Under section 8(1)(a) of the Societies Ordinance, the Societies Officer may recommend that the security secretary prohibit a society if there are national security or safety concerns, or the rights of others are infringed.
It would be the first time since the city’s 1997 Handover to China that the section of law has been used.
In explaining “national security,” Lee said it was related to the safeguarding of territorial integrity and the independence of the People’s Republic of China.
Lee said it was unrelated to another section of the ordinance, which states that societies can be banned if connected to a foreign political organisation or a political organisation of Taiwan.
He also said it had nothing to do with the national security law, which was failed to be legislated in 2003 after mass protests.
Lee said that, if HKNP is banned after his decision is made, any person who is or acts as a member of an unlawful society, attends one of their meetings or gives them money, could be subjected to a HK$50,000 fine and two years of imprisonment.
Chan said he has not tried to register his party as a society, though the Companies Registry refused to register the party in 2016.
However, Lee said that, according to the Ordinance, any groups of more than one person are considered to be societies.
‘Damage’ China’s interests
In a Facebook statement posted on Tuesday afternoon, the National Party said it had lost faith in the rule of law: “The Hong Kong National and Independence Movements are, in their core, both struggles to fight back and drive out the Chinese colonisers. Today we Hong Kongers stand in opposition to our enemies, these Chinese colonisers and their puppets in the current Hong Kong government, and it is this antagonism that defines our movement.”
“The Hong Kong National Party hereby call upon all supporters and sympathisers of the Hong Kong cause to realise this, and lend your support to any cause and act that damages the interests of China.”
Pro-democracy camp convener lawmaker Charles Mok said they were very shocked by the move, and believed it was unnecessary.
“It is creating trouble at this relative calm time, and it may spark the pro-independence movement again,” he said.
Mok said the law was used to suppress triads, and it was “rather ridiculous” to be used for the first time against political dissent.

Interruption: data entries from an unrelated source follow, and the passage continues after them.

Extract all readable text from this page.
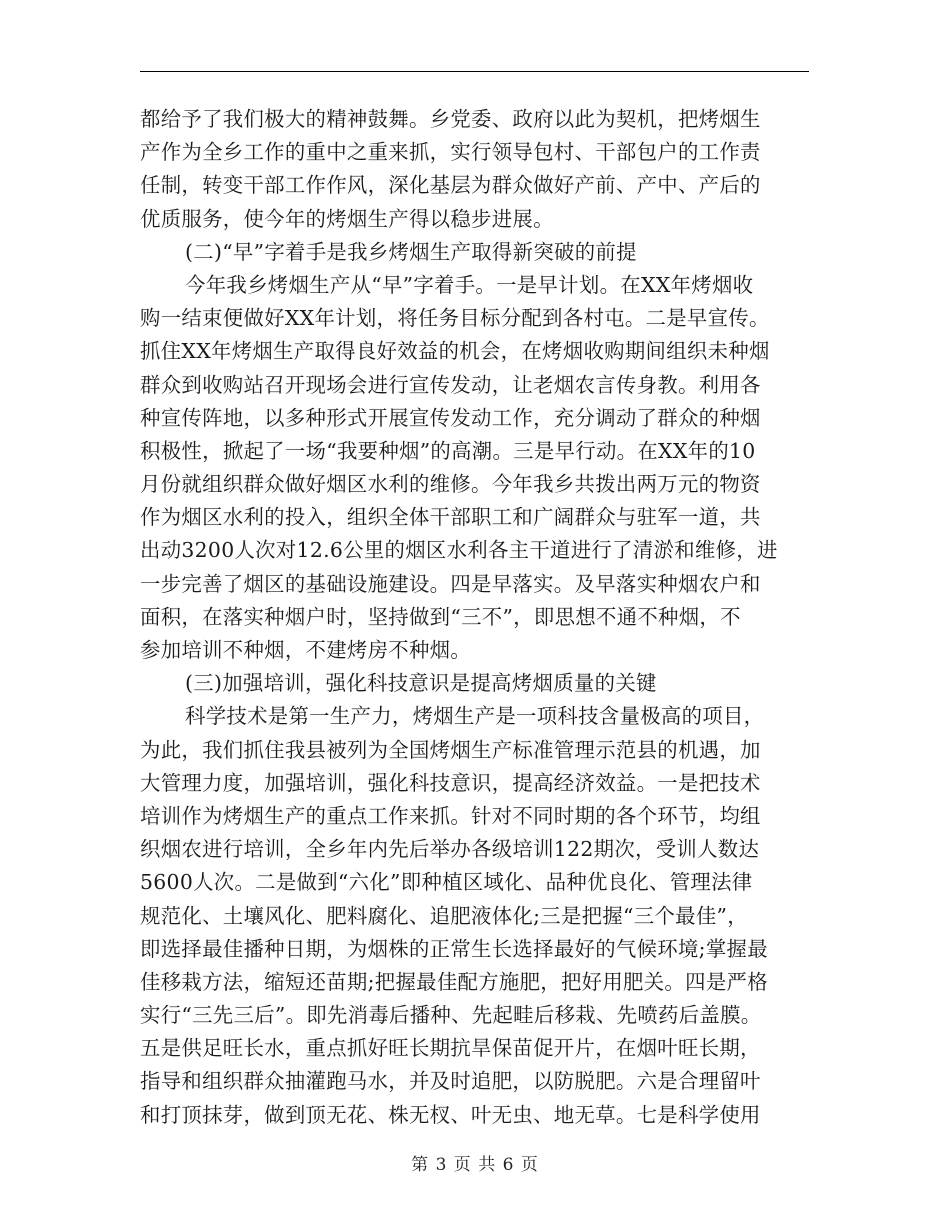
都给予了我们极大的精神鼓舞。乡党委、政府以此为契机，把烤烟生
产作为全乡工作的重中之重来抓，实行领导包村、干部包户的工作责
任制，转变干部工作作风，深化基层为群众做好产前、产中、产后的
优质服务，使今年的烤烟生产得以稳步进展。
(二)“早”字着手是我乡烤烟生产取得新突破的前提
今年我乡烤烟生产从“早”字着手。一是早计划。在XX年烤烟收
购一结束便做好XX年计划，将任务目标分配到各村屯。二是早宣传。
抓住XX年烤烟生产取得良好效益的机会，在烤烟收购期间组织未种烟
群众到收购站召开现场会进行宣传发动，让老烟农言传身教。利用各
种宣传阵地，以多种形式开展宣传发动工作，充分调动了群众的种烟
积极性，掀起了一场“我要种烟”的高潮。三是早行动。在XX年的10
月份就组织群众做好烟区水利的维修。今年我乡共拨出两万元的物资
作为烟区水利的投入，组织全体干部职工和广阔群众与驻军一道，共
出动3200人次对12.6公里的烟区水利各主干道进行了清淤和维修，进
一步完善了烟区的基础设施建设。四是早落实。及早落实种烟农户和
面积，在落实种烟户时，坚持做到“三不”，即思想不通不种烟，不
参加培训不种烟，不建烤房不种烟。
(三)加强培训，强化科技意识是提高烤烟质量的关键
科学技术是第一生产力，烤烟生产是一项科技含量极高的项目，
为此，我们抓住我县被列为全国烤烟生产标准管理示范县的机遇，加
大管理力度，加强培训，强化科技意识，提高经济效益。一是把技术
培训作为烤烟生产的重点工作来抓。针对不同时期的各个环节，均组
织烟农进行培训，全乡年内先后举办各级培训122期次，受训人数达
5600人次。二是做到“六化”即种植区域化、品种优良化、管理法律
规范化、土壤风化、肥料腐化、追肥液体化;三是把握“三个最佳”，
即选择最佳播种日期，为烟株的正常生长选择最好的气候环境;掌握最
佳移栽方法，缩短还苗期;把握最佳配方施肥，把好用肥关。四是严格
实行“三先三后”。即先消毒后播种、先起畦后移栽、先喷药后盖膜。
五是供足旺长水，重点抓好旺长期抗旱保苗促开片，在烟叶旺长期，
指导和组织群众抽灌跑马水，并及时追肥，以防脱肥。六是合理留叶
和打顶抹芽，做到顶无花、株无杈、叶无虫、地无草。七是科学使用
第 3 页 共 6 页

“There must be some forces behind our government, or beyond our government, to further divide Hong Kong,” he said.
Democratic Alliance for the Betterment and Progress of Hong Kong lawmaker Gary Chan said his party supported using the ordinance to ban HKNP.
He said the move was “legal and reasonable.” He said the HKNP’s goal to build a Hong Kong republic was a clear violation of the Chinese constitution and the Basic Law.
Banned from election
Chan was one of the six election hopefuls barred from running in the 2016 Legislative Council race over his political views. He had intended to run in the New Territories West constituency as leader of the Hong Kong National Party in 2016.
He signed a confirmation form vowing to uphold the Basic Law as required by the electoral office. He was asked by an election official if he would maintain his pro-independence position, but Chan did not give a reply.
Chan then received a notice from the returning officer saying that he was barred from standing as a candidate.